When Isabella left, Mother had already been talking about selling things. Had they carted off the furniture? The old piano in the drawing room?

What would it do to her father, who had to spend two hours sitting for every hour he tried to walk around? If the things he sat on and among began to disappear, things he’d worked so hard to provide for her mother, would he soon follow?

Having seen and experienced the life Mother left behind in order to marry Father, Isabella could well understand the concerns she’d overheard him voicing one night. Mother had assured him then that she had no intention of leaving him, but what about when food became scarce? When there was no old piano in the corner to play hymns on? When the people in the village began to leave gifts of food on the doorstep and offered to take in the children?

Even at the height of their farm, life hadn’t been anything like Isabella had experienced with Uncle Percy.
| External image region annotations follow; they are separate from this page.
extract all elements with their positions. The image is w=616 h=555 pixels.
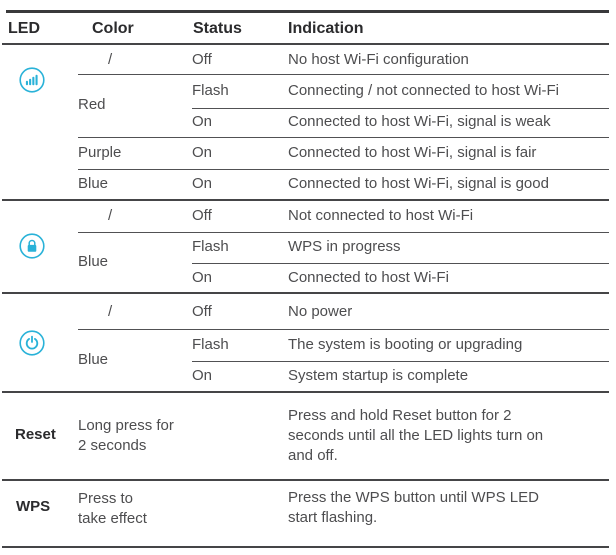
row-separator [78, 329, 609, 330]
color-cell: Red [78, 96, 106, 113]
wps-button-label: WPS [16, 498, 51, 515]
indication-cell: No power [288, 303, 353, 320]
status-cell: Flash [192, 238, 229, 255]
status-cell: Off [192, 207, 212, 224]
color-cell: / [108, 207, 113, 224]
column-header-indication: Indication [288, 20, 364, 37]
color-cell: Blue [78, 175, 109, 192]
row-separator [78, 74, 609, 75]
row-separator [192, 263, 609, 264]
status-cell: On [192, 269, 213, 286]
reset-button-label: Reset [15, 426, 56, 443]
group-separator [2, 292, 609, 294]
table-top-rule [6, 10, 609, 13]
status-cell: On [192, 175, 213, 192]
indication-cell: System startup is complete [288, 367, 469, 384]
status-cell: Off [192, 51, 212, 68]
status-cell: On [192, 113, 213, 130]
indication-cell: Not connected to host Wi-Fi [288, 207, 474, 224]
row-separator [192, 361, 609, 362]
reset-action-cell: Long press for 2 seconds [78, 417, 174, 454]
indication-cell: Connected to host Wi-Fi, signal is good [288, 175, 549, 192]
color-cell: / [108, 303, 113, 320]
row-separator [78, 232, 609, 233]
status-cell: Off [192, 303, 212, 320]
status-cell: Flash [192, 82, 229, 99]
color-cell: Purple [78, 144, 122, 161]
column-header-led: LED [8, 20, 40, 37]
color-cell: Blue [78, 351, 109, 368]
indication-cell: The system is booting or upgrading [288, 336, 523, 353]
status-cell: On [192, 367, 213, 384]
indication-cell: Connecting / not connected to host Wi-Fi [288, 82, 559, 99]
color-cell: Blue [78, 253, 109, 270]
status-cell: On [192, 144, 213, 161]
group-separator [2, 199, 609, 201]
row-separator [192, 108, 609, 109]
group-separator [2, 391, 609, 393]
column-header-color: Color [92, 20, 134, 37]
status-cell: Flash [192, 336, 229, 353]
indication-cell: Connected to host Wi-Fi [288, 269, 449, 286]
indication-cell: Connected to host Wi-Fi, signal is weak [288, 113, 551, 130]
table-bottom-rule [2, 546, 609, 548]
group-separator [2, 479, 609, 481]
color-cell: / [108, 51, 113, 68]
row-separator [78, 169, 609, 170]
indication-cell: WPS in progress [288, 238, 401, 255]
signal-strength-icon [19, 67, 45, 93]
column-header-status: Status [193, 20, 242, 37]
header-separator [2, 43, 609, 45]
indication-cell: Connected to host Wi-Fi, signal is fair [288, 144, 537, 161]
reset-description-cell: Press and hold Reset button for 2 second… [288, 407, 544, 464]
row-separator [78, 137, 609, 138]
lock-icon [19, 233, 45, 259]
wps-action-cell: Press to take effect [78, 490, 147, 527]
power-icon [19, 330, 45, 356]
wps-description-cell: Press the WPS button until WPS LED start… [288, 489, 539, 526]
indication-cell: No host Wi-Fi configuration [288, 51, 469, 68]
But if they could hold on for another few months, Isabella would be able to fix everything.

She’d written them from Riverton. If things were bad, then they needed hope to hold on to, hope that things would get better. Isabella was that hope now, whether anyone wanted to admit it or not. They probably thought she might marry money and at least provide something for her siblings. Sending the letter with Griffith’s frank on it would probably raise their hopes to a level that would be soul-crushing to fall from, but Isabella hadn’t known what else to do. Uncle Percy had given strict instructions about what she could and couldn’t write home about. He didn’t want her mother getting worried and finding a way to come to London.
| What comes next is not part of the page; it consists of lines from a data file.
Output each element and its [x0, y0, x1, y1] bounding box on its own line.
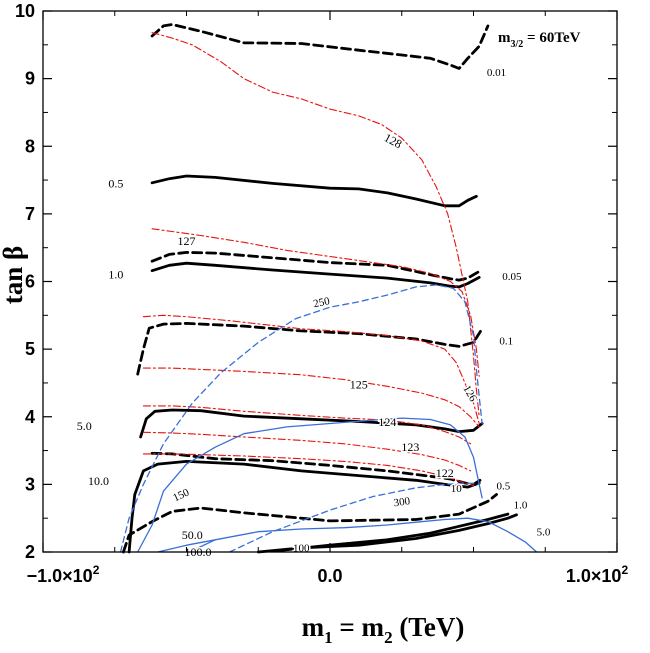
contour-label: 0.01 [487, 67, 506, 79]
contour-label: 150 [171, 486, 191, 504]
contour-line-red-125 [142, 367, 480, 428]
contour-line-bold-dashed-0.01 [150, 23, 490, 70]
contour-line-red-127 [151, 228, 480, 377]
contour-label: 0.5 [108, 176, 123, 190]
contour-label: 50.0 [182, 528, 203, 542]
y-tick-label: 10 [15, 1, 35, 21]
contour-line-bold-solid-1.0 [150, 261, 481, 289]
y-tick-label: 4 [25, 407, 35, 427]
x-axis-label: m1 = m2 (TeV) [302, 612, 465, 647]
contour-line-red-124 [142, 405, 472, 445]
contour-line-bold-dashed-1.0 [122, 493, 498, 554]
contour-line-bold-solid-0.5 [150, 174, 478, 208]
y-tick-label: 3 [25, 474, 35, 494]
x-tick-label: −1.0×102 [27, 563, 100, 586]
contour-label: 0.5 [496, 481, 510, 493]
contour-label: 1.0 [108, 268, 123, 282]
contour-line-bold-solid-100.0 [256, 513, 518, 554]
contour-label: 250 [312, 295, 331, 310]
contour-label: 126 [460, 383, 479, 404]
contour-label: 123 [401, 440, 419, 454]
contour-label: 125 [350, 377, 368, 391]
contour-line-bold-solid-5.0 [139, 408, 484, 439]
annotation-text: m3/2 = 60TeV [498, 30, 581, 50]
x-tick-label: 0.0 [317, 566, 342, 586]
contour-line-blue-50 [157, 539, 216, 553]
y-axis-label: tan β [0, 246, 28, 304]
contour-label: 1.0 [514, 500, 528, 512]
contour-label: 124 [378, 415, 396, 429]
contour-line-red-123 [142, 431, 472, 472]
contour-label: 5.0 [537, 527, 551, 539]
contour-line-red-126 [142, 314, 480, 425]
contour-line-blue-300 [228, 482, 480, 553]
axis-ticks: 2 3 4 5 6 7 8 9 10 −1.0×102 0.0 1.0×102 [15, 1, 628, 586]
contour-label: 0.1 [499, 335, 513, 347]
contour-lines [119, 23, 538, 554]
contour-label: 10.0 [88, 474, 109, 488]
contour-label: 10 [451, 483, 463, 495]
contour-label: 5.0 [77, 419, 92, 433]
y-tick-label: 5 [25, 339, 35, 359]
contour-line-bold-solid-10.0 [127, 459, 481, 554]
contour-line-red-122 [142, 453, 475, 487]
contour-line-blue-150 [137, 417, 483, 553]
y-tick-label: 6 [25, 272, 35, 292]
contour-label: 122 [436, 466, 454, 480]
contour-line-red-128 [151, 32, 480, 418]
contour-line-bold-dashed-0.5 [150, 451, 484, 486]
y-tick-label: 7 [25, 204, 35, 224]
y-tick-label: 9 [25, 69, 35, 89]
contour-label: 300 [393, 495, 412, 509]
contour-label: 127 [178, 234, 196, 248]
contour-line-blue-250 [119, 284, 483, 553]
contour-label: 128 [382, 130, 404, 151]
contour-label: 0.05 [502, 271, 522, 283]
plot-frame [42, 10, 618, 553]
x-tick-label: 1.0×102 [566, 563, 629, 586]
y-tick-label: 8 [25, 136, 35, 156]
y-tick-label: 2 [25, 542, 35, 562]
contour-line-bold-dashed-0.05 [150, 250, 481, 282]
contour-line-blue-100 [188, 517, 538, 553]
contour-line-bold-dashed-0.1 [136, 321, 484, 376]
If she were honest with herself, the decision to ask him to post it for her had also given her a reason to seek him out this morning before they left. His eyes had been so sad when they looked her way, but that had been the only indication that he felt any lingering emotional pain from the night before. Amazing how many things could change in the mere span of a week.

Was time moving as quickly for her family, or was it a phenomenon created by living with the elite of England? Did time simply move faster for them?

What would her family think when they received a letter, franked on her behalf by a duke? Mother would expect that she’d fallen in love. Father would probably worry that he’d done the wrong thing in letting her come to London but would secretly be proud that she’d made such connections. Her sisters would swoon. Her brothers would puff up their chests and ask their father if they should go to London to ensure the man’s intentions.

None of them had any idea what London was really like. Even Mother seemed to have forgotten over the years.

The view of the city beyond the glass became blurry. Blurrier than the haze and speed could account for.

She let a tear roll free, not willing to alert the others in the carriage of her distress with a poorly timed sniffle or a raised hand.

When everything was over, she would explain until her family understood. Until then, whatever dreams gave them hope were good ones.

They just had to hold on a little bit longer. And so did she.